実際にいろいろな教材を経験してみて感じた、我が家のリアルな本音がこちらです。
- がんばる舎(通信教育)
毎月プリントが届くため「学習の習慣化」には役立ちましたが、内容はかなり基礎的。今振り返ると、がんばる舎でカバーできるような基礎は、わざわざ教材を買わなくても「学校のテストを使った復習法(クリアファイル作戦)」で十分に代用できたなと感じています。 - Z会のグレードアップ問題集(市販)
「学校のテストより1段階も2段階も難しいけれど、基礎→応用→発展へと進むステップが秀逸で、じっくり考える力が身につく」と惚れ込んだドリルです。
実は、この「小3のときにグレードアップ問題集でZ会の問題の質の高さを知ったこと」は、その後の中学受検においても役立ちました。
4年生、5年生と進み、いよいよ6年生で本格的に中学受検(公立中高一貫校対策)を考えたとき、塾なしで挑むパートナーとして通信教育の『Z会』を選ぶことができたのです。
④ 気になる方は、まずは「無料のお試し教材」をチェックしてみるのもおすすめ
3年生の段階であれば、我が家のようにまずは市販の『グレードアップ問題集』を本屋さんで買って試してみるだけで十分対応できると思います。1冊1,000円程度と手軽な値段なのも、ハードルが低いのでおすすめ。
ただ、「市販ドリルだけでなく通信教育の仕組みも気になるな」という方や、「将来的に中学受検を考えているので、今のうちから難易度を確かめておきたい」という場合は、通信教育の「Z会」が用意している無料サンプルを取り寄せてみるのも一つの方法です。

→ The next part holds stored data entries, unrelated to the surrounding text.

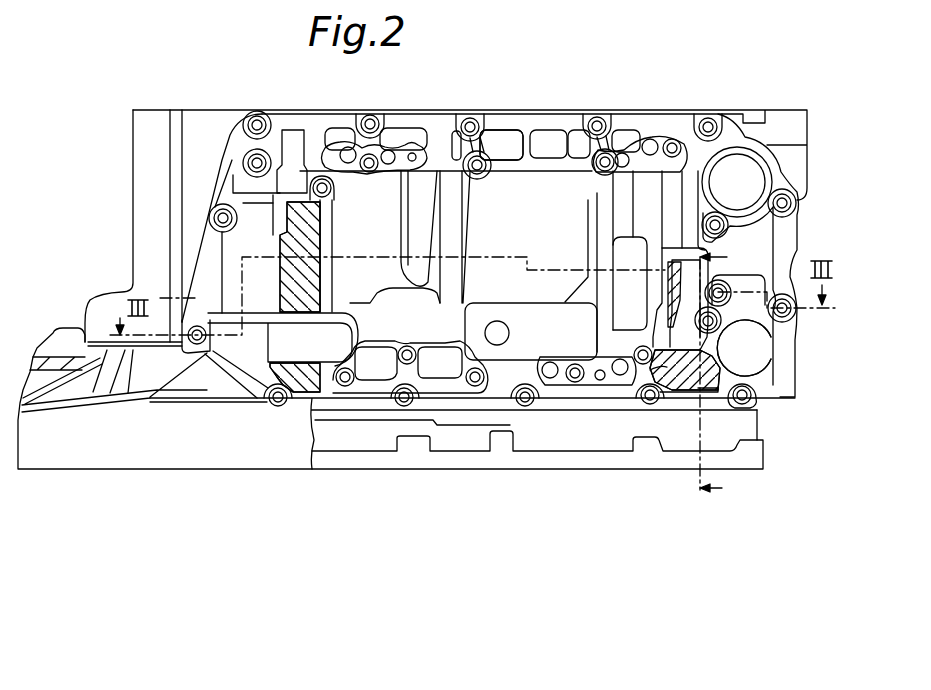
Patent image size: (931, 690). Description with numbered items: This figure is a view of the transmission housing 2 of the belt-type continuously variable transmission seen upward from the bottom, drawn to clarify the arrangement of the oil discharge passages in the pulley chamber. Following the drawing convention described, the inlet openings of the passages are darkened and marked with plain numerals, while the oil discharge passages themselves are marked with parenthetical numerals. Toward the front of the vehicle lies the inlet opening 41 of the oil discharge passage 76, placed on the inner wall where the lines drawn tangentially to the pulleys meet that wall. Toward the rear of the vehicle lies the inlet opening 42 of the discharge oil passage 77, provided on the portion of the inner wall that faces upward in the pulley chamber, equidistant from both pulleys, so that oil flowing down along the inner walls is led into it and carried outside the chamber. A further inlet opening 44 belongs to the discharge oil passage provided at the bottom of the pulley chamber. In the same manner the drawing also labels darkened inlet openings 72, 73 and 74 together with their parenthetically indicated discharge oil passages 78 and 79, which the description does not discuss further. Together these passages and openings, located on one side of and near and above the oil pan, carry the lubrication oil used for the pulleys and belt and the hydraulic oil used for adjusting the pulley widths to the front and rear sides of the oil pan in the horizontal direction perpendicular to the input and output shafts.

The transmission housing 2 is at (133, 157).
The inlet opening 44 is at (540, 185).
The inlet opening 42 is at (171, 257).
The discharge oil passage 77 is at (285, 288).
The inlet opening 41 is at (781, 352).
The oil discharge passage 76 is at (730, 362).
The oil passage boss 72 is at (747, 414).
The oil passage boss 73 is at (747, 414).
The oil passage boss 78 is at (716, 376).
The mounting boss 74 is at (267, 441).
The mounting boss 79 is at (293, 383).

実は我が家も、6年生でいざ通信教育を始める前には、「市販ドリルと通信教育ではテイストが違うかもしれない」と思い、念のため資料請求をして、お試し教材をもらいました。Z会の通信教育(公立中高一貫校コース)の評判は良いのですが、やはり実際に確かめて自分の子供に合いそうかは確認しておきたかったからです。

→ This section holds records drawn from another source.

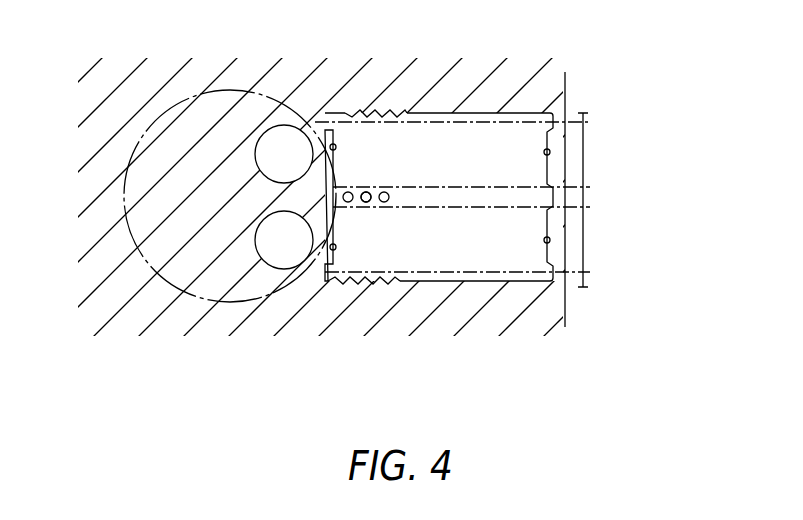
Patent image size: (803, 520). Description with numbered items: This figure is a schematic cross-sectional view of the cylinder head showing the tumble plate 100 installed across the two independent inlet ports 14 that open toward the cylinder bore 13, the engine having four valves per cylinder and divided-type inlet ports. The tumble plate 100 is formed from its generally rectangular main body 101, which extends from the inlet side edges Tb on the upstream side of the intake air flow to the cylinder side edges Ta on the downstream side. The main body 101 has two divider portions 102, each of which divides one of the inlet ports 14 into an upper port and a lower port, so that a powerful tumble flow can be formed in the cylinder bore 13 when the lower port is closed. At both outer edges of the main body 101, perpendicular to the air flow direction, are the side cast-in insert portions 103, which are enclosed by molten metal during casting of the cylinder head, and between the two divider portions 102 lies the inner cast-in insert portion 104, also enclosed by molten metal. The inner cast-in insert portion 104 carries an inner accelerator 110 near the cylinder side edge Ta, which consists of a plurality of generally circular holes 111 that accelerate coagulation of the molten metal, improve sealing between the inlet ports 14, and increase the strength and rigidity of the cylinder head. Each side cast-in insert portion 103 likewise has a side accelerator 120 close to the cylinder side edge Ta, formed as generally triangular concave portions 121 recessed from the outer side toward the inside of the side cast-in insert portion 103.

The cylinder bore 13 is at (220, 304).
The inlet ports 14 is at (314, 124).
The tumble plate 100 is at (472, 112).
The main body 101 is at (527, 112).
The divider portions 102 is at (587, 158).
The side cast-in insert portion 103 is at (588, 113).
The inner cast-in insert portion 104 is at (587, 198).
The inner accelerator 110 is at (399, 192).
The holes 111 is at (372, 203).
The side accelerators 120 is at (389, 111).
The concave portion 121 is at (371, 111).
The cylinder side edges Ta is at (337, 150).
The inlet side edges Tb is at (547, 153).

Z会の資料請求でもらえるお試し教材は、無料のわりにはかなり豪華な内容です。学年別の復習冊子などがもらえたりするので、夏休みなどの復習に使うのも便利ですよ。
▽お試し教材はこちら
まとめ:「小3の壁」は、日々の小さな積み重ねで応援できる
小学3年生になると、勉強の内容もガラリと変わり、親としても「このままで大丈夫かな……」と焦りを感じる瞬間が増えるかもしれません。

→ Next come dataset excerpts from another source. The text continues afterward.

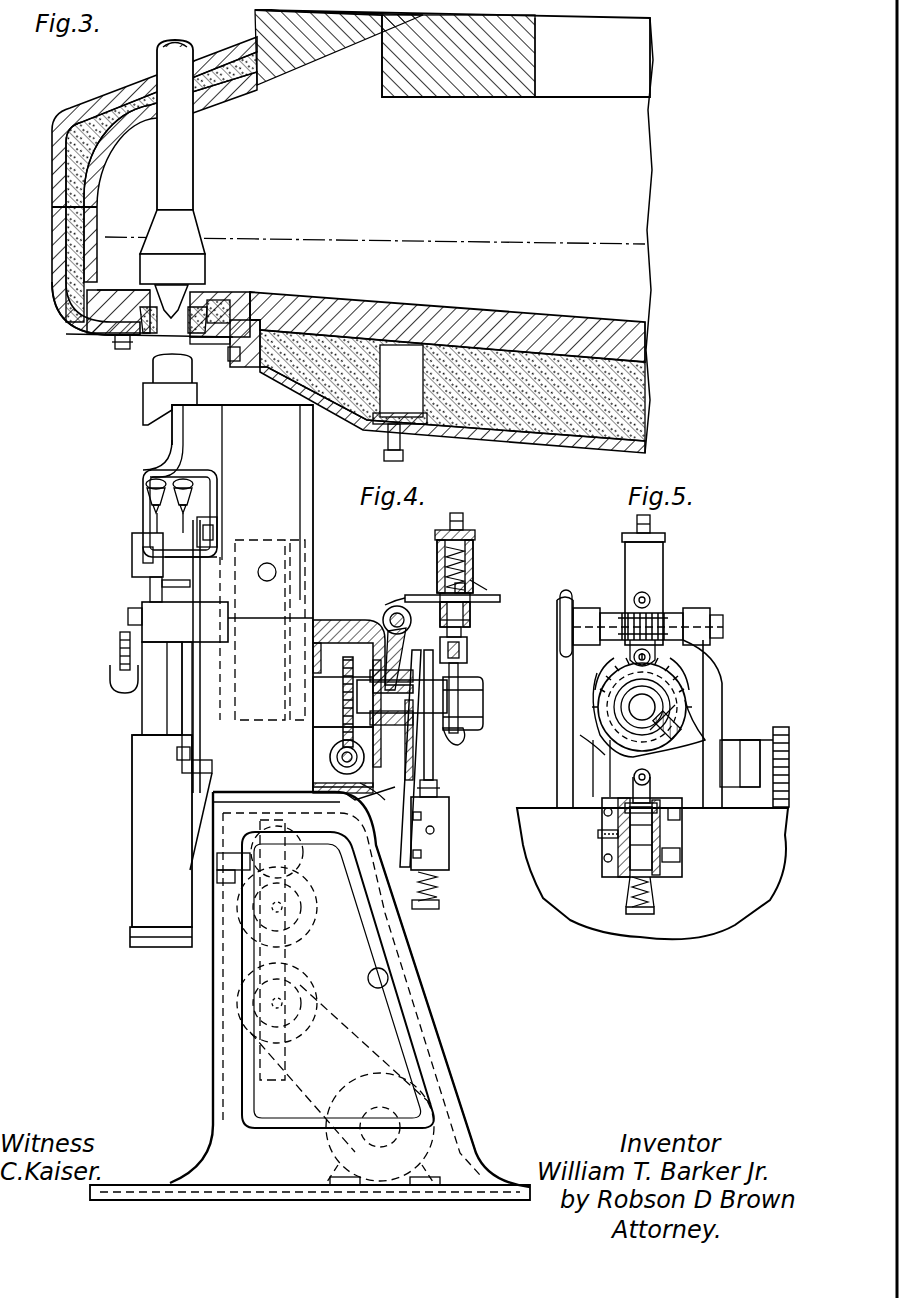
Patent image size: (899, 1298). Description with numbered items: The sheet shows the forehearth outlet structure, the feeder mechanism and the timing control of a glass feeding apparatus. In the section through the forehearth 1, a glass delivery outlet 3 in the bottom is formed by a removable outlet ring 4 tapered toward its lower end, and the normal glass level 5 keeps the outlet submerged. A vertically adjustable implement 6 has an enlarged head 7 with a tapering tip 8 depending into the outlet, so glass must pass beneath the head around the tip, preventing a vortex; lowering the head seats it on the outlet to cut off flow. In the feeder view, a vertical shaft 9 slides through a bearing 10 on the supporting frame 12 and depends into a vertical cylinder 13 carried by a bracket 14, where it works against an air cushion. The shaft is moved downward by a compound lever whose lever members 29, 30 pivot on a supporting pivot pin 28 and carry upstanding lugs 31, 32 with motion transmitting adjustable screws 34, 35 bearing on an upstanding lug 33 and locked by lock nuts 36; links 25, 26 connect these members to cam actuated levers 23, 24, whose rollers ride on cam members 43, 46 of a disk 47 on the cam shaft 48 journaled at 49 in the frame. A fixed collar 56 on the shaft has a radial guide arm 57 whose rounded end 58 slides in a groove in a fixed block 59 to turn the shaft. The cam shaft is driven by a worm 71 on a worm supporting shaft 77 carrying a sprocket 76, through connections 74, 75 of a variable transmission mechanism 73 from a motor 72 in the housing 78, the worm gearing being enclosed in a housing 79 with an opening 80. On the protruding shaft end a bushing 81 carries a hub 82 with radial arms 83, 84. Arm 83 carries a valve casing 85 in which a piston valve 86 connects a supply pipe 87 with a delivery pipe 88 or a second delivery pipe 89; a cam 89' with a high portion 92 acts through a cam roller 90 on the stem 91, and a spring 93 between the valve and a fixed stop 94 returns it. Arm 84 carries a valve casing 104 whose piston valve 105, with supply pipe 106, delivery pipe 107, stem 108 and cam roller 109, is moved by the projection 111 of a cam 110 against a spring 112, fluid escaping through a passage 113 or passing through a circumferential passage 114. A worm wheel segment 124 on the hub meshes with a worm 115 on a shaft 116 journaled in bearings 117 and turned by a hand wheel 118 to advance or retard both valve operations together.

In FIG. 3, the forehearth 1 is at (485, 97).
In FIG. 3, the glass delivery outlet 3 is at (93, 330).
In FIG. 3, the removable outlet ring 4 is at (120, 350).
In FIG. 3, the normal glass level 5 is at (107, 236).
In FIG. 3, the vertically adjustable implement 6 is at (183, 197).
In FIG. 3, the enlarged head 7 is at (140, 268).
In FIG. 3, the tapering tip 8 is at (163, 288).
In FIG. 3, the vertical shaft 9 is at (155, 368).
In FIG. 4, the bearing 10 is at (344, 662).
In FIG. 4, the supporting frame 12 is at (312, 506).
In FIG. 4, the vertical cylinder 13 is at (138, 768).
In FIG. 4, the bracket 14 is at (180, 775).
In FIG. 4, the cam actuated lever 23 is at (120, 647).
In FIG. 4, the cam actuated lever 24 is at (190, 778).
In FIG. 4, the link 25 is at (160, 583).
In FIG. 4, the link 26 is at (218, 533).
In FIG. 4, the supporting pivot pin 28 is at (123, 536).
In FIG. 4, the lever member 29 is at (147, 523).
In FIG. 4, the lever member 30 is at (192, 513).
In FIG. 4, the upstanding lug 31 is at (150, 490).
In FIG. 4, the upstanding lug 32 is at (178, 490).
In FIG. 4, the upstanding lug 33 is at (183, 485).
In FIG. 4, the motion transmitting adjustable screw 34 is at (152, 505).
In FIG. 4, the motion transmitting adjustable screw 35 is at (160, 485).
In FIG. 4, the lock nuts 36 is at (207, 490).
In FIG. 4, the cam member 43 is at (160, 700).
In FIG. 4, the cam member 46 is at (127, 690).
In FIG. 4, the disk 47 is at (207, 703).
In FIG. 4, the cam shaft 48 is at (483, 700).
In FIG. 5, the cam shaft 48 is at (700, 727).
In FIG. 4, the journal 49 is at (180, 717).
In FIG. 4, the fixed collar 56 is at (163, 587).
In FIG. 4, the radial guide arm 57 is at (212, 568).
In FIG. 4, the rounded outer end 58 is at (267, 563).
In FIG. 4, the fixed block 59 is at (283, 600).
In FIG. 4, the worm 71 is at (371, 802).
In FIG. 4, the motor 72 is at (380, 1103).
In FIG. 4, the variable transmission mechanism 73 is at (305, 943).
In FIG. 4, the motion transmitting connection 74 is at (313, 1020).
In FIG. 4, the motion transmitting connection 75 is at (310, 770).
In FIG. 5, the motion transmitting connection 75 is at (775, 740).
In FIG. 4, the sprocket 76 is at (315, 796).
In FIG. 4, the worm supporting shaft 77 is at (333, 747).
In FIG. 5, the worm supporting shaft 77 is at (788, 727).
In FIG. 4, the housing 78 is at (412, 955).
In FIG. 4, the housing 79 is at (333, 635).
In FIG. 4, the opening 80 is at (380, 697).
In FIG. 4, the bushing 81 is at (462, 712).
In FIG. 4, the hub 82 is at (382, 655).
In FIG. 4, the radial arm 83 is at (433, 745).
In FIG. 4, the radial arm 84 is at (390, 605).
In FIG. 4, the valve casing 85 is at (443, 813).
In FIG. 5, the valve casing 85 is at (613, 870).
In FIG. 5, the piston valve 86 is at (635, 840).
In FIG. 5, the fluid pressure supply pipe 87 is at (600, 833).
In FIG. 5, the delivery pipe 88 is at (672, 852).
In FIG. 5, the second delivery pipe 89 is at (693, 830).
In FIG. 4, the cam 89' is at (475, 743).
In FIG. 5, the cam 89' is at (556, 740).
In FIG. 5, the cam roller 90 is at (632, 777).
In FIG. 5, the stem 91 is at (632, 790).
In FIG. 5, the high portion 92 is at (667, 762).
In FIG. 4, the spring 93 is at (440, 888).
In FIG. 5, the spring 93 is at (647, 890).
In FIG. 5, the fixed stop 94 is at (647, 909).
In FIG. 4, the valve casing 104 is at (473, 573).
In FIG. 5, the valve casing 104 is at (663, 543).
In FIG. 4, the piston valve 105 is at (487, 605).
In FIG. 4, the pressure fluid supply pipe 106 is at (415, 598).
In FIG. 4, the pressure fluid delivery pipe 107 is at (487, 590).
In FIG. 4, the stem 108 is at (467, 632).
In FIG. 4, the cam roller 109 is at (467, 650).
In FIG. 5, the cam 110 is at (643, 707).
In FIG. 5, the projection 111 is at (607, 665).
In FIG. 4, the spring 112 is at (473, 550).
In FIG. 4, the passage 113 is at (490, 578).
In FIG. 4, the circumferentially extending passage 114 is at (480, 617).
In FIG. 5, the worm 115 is at (655, 615).
In FIG. 5, the shaft 116 is at (610, 620).
In FIG. 5, the bearings 117 is at (587, 610).
In FIG. 5, the hand wheel 118 is at (577, 610).
In FIG. 5, the worm wheel segment 124 is at (657, 700).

でも、我が家が「小3の壁」を乗り越えるために本当に大切だったと感じるのは、特別なことや先取り学習ではなく、「日々の宿題を丁寧にやる」「間違えたテストを一緒に見直す」という、ごく当たり前のシンプルなことでした。
周りが塾や公文に通い始めると「うちも何かさせなきゃ」と焦ってしまいがちですが、まずは家でできる小さな工夫や、お子さんの「これ知りたい!」に寄り添うだけで、基礎の土台はしっかりと育っていきます。
1学期の復習や、これから迎える夏休みの家庭学習のヒントとして、この記事が少しでも参考になれば嬉しいです。日々の宿題バトルなど大変な時期ですが、焦らずお子さんのペースに合わせて、毎日の頑張りを応援してあげてくださいね。